A lot of the Iraqi refugees come to the United States, and they end up in San Diego or Michigan or Nashville, Tennessee area; those are the three main places. But Syrian refugees go mostly to Germany; very few get to come to the United States. It’s very hard for them to get out of there because they have no papers. They ran when their house was bombed and they have nothing, so they have to look to the UN to take care of them.

SCH: How can we pray for you, both Heart for Lebanon and Hearts in Harvest?

TA: I think the first thing for Heart for Lebanon is to pray for wisdom: with everything that’s going on in Lebanon and in all these cultural issues you have to have wisdom. For Hearts in Harvest our prayer request is that we will be able to, between now and February, sell 20 cases of soap. There are 76 bars in a case, and we give free shipping to anybody that orders cases. We really would like to sell 30, 40 cases of soap between now and March. Which doesn’t seem like a big deal, but it is a big deal.

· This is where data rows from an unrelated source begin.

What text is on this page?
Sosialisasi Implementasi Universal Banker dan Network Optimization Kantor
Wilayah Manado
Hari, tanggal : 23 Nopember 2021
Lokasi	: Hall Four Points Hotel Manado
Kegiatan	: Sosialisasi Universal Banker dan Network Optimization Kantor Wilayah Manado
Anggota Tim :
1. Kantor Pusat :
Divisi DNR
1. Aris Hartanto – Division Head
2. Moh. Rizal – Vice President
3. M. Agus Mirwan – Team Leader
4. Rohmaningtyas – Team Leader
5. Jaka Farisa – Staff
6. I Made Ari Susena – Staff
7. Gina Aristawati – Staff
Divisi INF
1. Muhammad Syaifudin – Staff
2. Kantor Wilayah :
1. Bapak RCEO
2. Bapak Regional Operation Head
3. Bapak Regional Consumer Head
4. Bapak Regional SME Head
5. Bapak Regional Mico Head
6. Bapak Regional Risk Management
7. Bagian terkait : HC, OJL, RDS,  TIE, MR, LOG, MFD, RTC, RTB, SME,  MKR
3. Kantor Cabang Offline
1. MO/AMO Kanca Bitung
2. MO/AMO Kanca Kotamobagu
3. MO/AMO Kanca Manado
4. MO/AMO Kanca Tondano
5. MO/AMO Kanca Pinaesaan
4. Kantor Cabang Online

I think they make good prayer reminders. I think they’re a good practical conversation piece. You can talk about what’s happening: this is what this ministry is doing that’s unique and different. I think one of the misconceptions of when people buy soap is now I helped the ministry. And it does help, but it helps the individuals more than it helps Heart for Lebanon. Unless something drastic happens in a positive way, we’ll never sell enough soap to really support our ministry. We’d have to sell 200 cases a month for that to happen. We’re just trying to help people have a steady income so that they keep themselves out of sex trafficking or whatever else they might be involved with because they have to make a living.


You could take part in sharing Christ with “the least of these” (Matthew 25:40) by helping Hearts in Harvest or Heart for Lebanon. Please join us in praying for the ministry and workers for the harvest (Matthew 9:37-38)!